L’automobile est-elle la nouvelle sidérurgie ?

Par  - Mis à jour le 08 juin 2012, à 09h03 - Publié le
Thibaut De Jaegher
© B.Levy

Les ventes d'automobiles chutent en Europe. Et les patrons du secteur appellent à l'aide l'Europe. Mais est-ce pertinent ?

L’automobile serait-elle devenue la sidérurgie des années 2010 ? La question est provocante, voire choquante pour certains mais elle mérite d’être posée. Surtout lorsque l’on voit les derniers chiffres du marché automobile européen. Il est en recul de 7 % sur un an au premier trimestre 2012. Et le mois de mars, de l’aveu même de l’association des constructeurs européens d’automobile (ACEA), est le pire qu’ils aient connu depuis 1998.

Si l’on excepte la famille Volkswagen (Audi, Skoda, Seat...), toutes les marques du Vieux Continent enregistrent une décroissance à 2 chiffres. Les ventes du groupe PSA se replient de 19,4 %, celles de Renault de 20,6 et celles de Fiat de 26,1 %. À ce rythme, la demande intérieure d’automobile en Europe, que l’on avait estimé à 20 millions de véhicules dans l’euphorie des années 2000, ne dépassera pas les 13 millions d’unités cette année.

Ces piètres résultats inquiètent les grands patrons du secteur. Le PDG de Renault-Nissan, Carlos Ghosn, a reconnu récemment "que le manque de restructurations en Europe, en particulier pour les constructeurs qui en ont le plus besoin, va peser sur leurs stratégies à l’avenir".

Quant à Sergio Marchionne, le président de Fiat et de l’ACEA, il a appelé à l’aide l’Union européenne pour aider les industriels à restructurer le secteur… Selon lui, il y aurait trop d’usines en Europe pour que les constructeurs puissent vivre décemment et il demande à Bruxelles de mettre en place un mécanisme financier pour les aider à licencier ! "L’Europe doit prendre en charge cette transition car individuellement les gouvernements des différents pays ne le feront pas", a souligné le fantasque patron italien.

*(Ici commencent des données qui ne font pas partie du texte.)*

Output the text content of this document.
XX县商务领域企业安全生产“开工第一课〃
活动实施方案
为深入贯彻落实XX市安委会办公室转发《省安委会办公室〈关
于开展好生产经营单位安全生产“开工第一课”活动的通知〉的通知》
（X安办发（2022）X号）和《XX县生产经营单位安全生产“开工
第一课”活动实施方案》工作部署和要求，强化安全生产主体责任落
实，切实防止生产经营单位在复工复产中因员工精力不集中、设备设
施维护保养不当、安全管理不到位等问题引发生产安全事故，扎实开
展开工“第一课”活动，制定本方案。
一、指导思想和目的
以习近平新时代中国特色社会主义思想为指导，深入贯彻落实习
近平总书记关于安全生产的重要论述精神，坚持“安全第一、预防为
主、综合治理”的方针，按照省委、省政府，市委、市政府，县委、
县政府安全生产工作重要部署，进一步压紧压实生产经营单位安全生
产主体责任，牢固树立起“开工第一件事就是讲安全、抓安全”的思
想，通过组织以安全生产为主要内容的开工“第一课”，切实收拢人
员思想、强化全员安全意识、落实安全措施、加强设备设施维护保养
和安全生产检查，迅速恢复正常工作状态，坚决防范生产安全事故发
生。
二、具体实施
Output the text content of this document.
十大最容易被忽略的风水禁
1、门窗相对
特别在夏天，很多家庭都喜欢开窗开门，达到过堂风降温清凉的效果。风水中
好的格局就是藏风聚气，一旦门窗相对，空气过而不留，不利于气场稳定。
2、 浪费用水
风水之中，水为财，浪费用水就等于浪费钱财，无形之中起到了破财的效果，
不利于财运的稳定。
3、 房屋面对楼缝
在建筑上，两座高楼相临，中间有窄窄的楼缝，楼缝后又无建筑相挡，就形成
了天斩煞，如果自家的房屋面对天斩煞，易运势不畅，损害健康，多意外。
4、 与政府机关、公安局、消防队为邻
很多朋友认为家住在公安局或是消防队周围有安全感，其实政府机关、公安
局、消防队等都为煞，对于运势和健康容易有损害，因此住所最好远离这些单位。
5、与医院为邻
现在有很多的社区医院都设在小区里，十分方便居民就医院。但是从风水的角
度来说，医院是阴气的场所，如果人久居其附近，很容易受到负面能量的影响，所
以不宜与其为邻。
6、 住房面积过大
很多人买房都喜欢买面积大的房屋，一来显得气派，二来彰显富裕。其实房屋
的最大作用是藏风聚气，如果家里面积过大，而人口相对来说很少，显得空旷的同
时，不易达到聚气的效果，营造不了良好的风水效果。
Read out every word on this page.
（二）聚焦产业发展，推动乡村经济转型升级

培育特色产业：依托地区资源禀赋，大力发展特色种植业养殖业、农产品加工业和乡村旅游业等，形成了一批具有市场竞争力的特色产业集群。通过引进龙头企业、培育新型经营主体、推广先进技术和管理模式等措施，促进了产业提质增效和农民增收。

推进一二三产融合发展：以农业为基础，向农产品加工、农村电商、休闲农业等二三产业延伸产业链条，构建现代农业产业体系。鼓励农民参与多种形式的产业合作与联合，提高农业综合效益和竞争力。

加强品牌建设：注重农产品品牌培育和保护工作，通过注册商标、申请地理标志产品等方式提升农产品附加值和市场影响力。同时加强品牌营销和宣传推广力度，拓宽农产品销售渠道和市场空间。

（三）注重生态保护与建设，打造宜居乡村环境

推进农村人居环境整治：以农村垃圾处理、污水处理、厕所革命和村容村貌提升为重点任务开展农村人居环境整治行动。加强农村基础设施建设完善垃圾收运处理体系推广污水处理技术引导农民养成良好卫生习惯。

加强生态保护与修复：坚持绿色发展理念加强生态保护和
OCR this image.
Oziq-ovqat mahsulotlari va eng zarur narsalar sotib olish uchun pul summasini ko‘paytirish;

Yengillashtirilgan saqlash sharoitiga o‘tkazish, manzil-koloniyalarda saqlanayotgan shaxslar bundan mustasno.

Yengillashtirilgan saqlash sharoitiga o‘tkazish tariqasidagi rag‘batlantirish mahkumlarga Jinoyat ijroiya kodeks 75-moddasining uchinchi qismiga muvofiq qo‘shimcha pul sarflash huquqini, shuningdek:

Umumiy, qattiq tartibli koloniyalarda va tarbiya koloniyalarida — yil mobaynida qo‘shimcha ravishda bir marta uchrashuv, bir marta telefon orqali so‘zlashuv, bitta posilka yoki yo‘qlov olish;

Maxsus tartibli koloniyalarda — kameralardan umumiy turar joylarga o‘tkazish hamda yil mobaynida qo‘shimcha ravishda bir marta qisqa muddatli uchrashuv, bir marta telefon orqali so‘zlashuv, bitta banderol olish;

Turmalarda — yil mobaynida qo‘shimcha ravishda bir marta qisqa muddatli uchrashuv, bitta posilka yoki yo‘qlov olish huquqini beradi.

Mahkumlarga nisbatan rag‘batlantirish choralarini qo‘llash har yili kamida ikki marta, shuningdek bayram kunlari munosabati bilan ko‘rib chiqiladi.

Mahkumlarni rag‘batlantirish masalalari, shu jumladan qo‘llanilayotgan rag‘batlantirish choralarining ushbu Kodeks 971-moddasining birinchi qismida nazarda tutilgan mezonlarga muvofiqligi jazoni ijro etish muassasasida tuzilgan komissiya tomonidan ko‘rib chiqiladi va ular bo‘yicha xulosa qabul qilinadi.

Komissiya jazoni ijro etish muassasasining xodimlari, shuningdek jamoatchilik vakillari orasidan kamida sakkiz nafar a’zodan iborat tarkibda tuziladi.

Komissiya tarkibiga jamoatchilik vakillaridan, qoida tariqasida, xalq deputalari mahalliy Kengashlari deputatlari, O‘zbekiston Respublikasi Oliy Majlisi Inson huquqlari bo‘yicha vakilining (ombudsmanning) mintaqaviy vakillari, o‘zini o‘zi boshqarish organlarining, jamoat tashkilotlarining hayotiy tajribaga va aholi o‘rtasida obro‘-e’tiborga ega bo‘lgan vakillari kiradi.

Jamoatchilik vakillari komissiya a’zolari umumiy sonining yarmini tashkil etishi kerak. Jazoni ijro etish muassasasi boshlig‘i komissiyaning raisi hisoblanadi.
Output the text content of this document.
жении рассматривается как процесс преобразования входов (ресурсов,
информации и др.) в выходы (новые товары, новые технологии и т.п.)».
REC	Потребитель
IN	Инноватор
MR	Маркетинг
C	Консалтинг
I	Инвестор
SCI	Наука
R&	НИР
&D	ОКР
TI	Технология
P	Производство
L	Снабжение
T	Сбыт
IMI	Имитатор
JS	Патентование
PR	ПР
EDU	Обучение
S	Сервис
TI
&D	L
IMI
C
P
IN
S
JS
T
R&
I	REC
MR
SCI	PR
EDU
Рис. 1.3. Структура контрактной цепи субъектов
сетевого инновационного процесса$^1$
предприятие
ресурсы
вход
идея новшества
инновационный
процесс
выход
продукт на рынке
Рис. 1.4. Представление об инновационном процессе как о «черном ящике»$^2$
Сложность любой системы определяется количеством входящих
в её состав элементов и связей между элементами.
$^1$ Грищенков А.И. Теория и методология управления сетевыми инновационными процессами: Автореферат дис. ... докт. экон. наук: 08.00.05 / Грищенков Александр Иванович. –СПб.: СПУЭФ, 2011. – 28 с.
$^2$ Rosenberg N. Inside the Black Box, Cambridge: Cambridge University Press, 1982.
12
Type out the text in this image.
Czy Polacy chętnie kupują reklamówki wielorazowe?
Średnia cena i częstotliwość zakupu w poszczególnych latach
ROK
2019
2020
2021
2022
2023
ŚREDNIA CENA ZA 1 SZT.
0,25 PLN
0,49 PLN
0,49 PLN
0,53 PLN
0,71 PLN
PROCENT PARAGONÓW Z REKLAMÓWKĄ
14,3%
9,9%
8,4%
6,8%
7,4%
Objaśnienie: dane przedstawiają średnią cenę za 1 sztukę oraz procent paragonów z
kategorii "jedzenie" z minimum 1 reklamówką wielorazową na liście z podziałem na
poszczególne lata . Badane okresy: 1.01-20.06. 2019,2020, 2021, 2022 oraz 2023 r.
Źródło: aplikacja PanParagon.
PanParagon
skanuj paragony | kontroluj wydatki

La maladie des surcapacités

Ce qu’il veut, c’est un plan Automobile inspiré des trois plans Acier mis en œuvre dans les années 1970-80-90. Ce dernier avait permis de restructurer la sidérurgie européenne en supprimant plus des dizaines de milliers de tonnes de capacités de production et plusieurs centaines de milliers d’emplois. Mais cette option, Antonio Tajani, le commissaire européen chargé de l'industrie, vient de la rejeter d'un revers de la main tout en affirmant qu'il préparait un plan d'action pour l'automobile européenne

>>LIRE : Bruxelles prépare un plan d'action pour soutenir l'automobile

Peut-on légitimement imposer au secteur automobile le même traitement de choc ? Sans doute pas. D’abord parce que les surcapacités du secteur, chiffrées à 20 % si l’on en croit les constructeurs, ne sont pas aussi importantes que celles de la sidérurgie des années 1970. Ensuite, parce qu’il demeure difficile d’établir précisément le niveau de ces surcapacités.

Quand considère-t-on qu’une usine tourne à plein régime ? Quand elle produit avec 3 équipes (c’est finalement assez rare) ou avec 2 équipes (c’est parfois trop peu) ? Enfin, parce que la maladie de l’automobile européenne, et singulièrement de PSA, Renault et FIAT, ce ne sont pas les surcapacités (c’est un symptôme) mais leur positionnement trop longtemps bas-de-gamme.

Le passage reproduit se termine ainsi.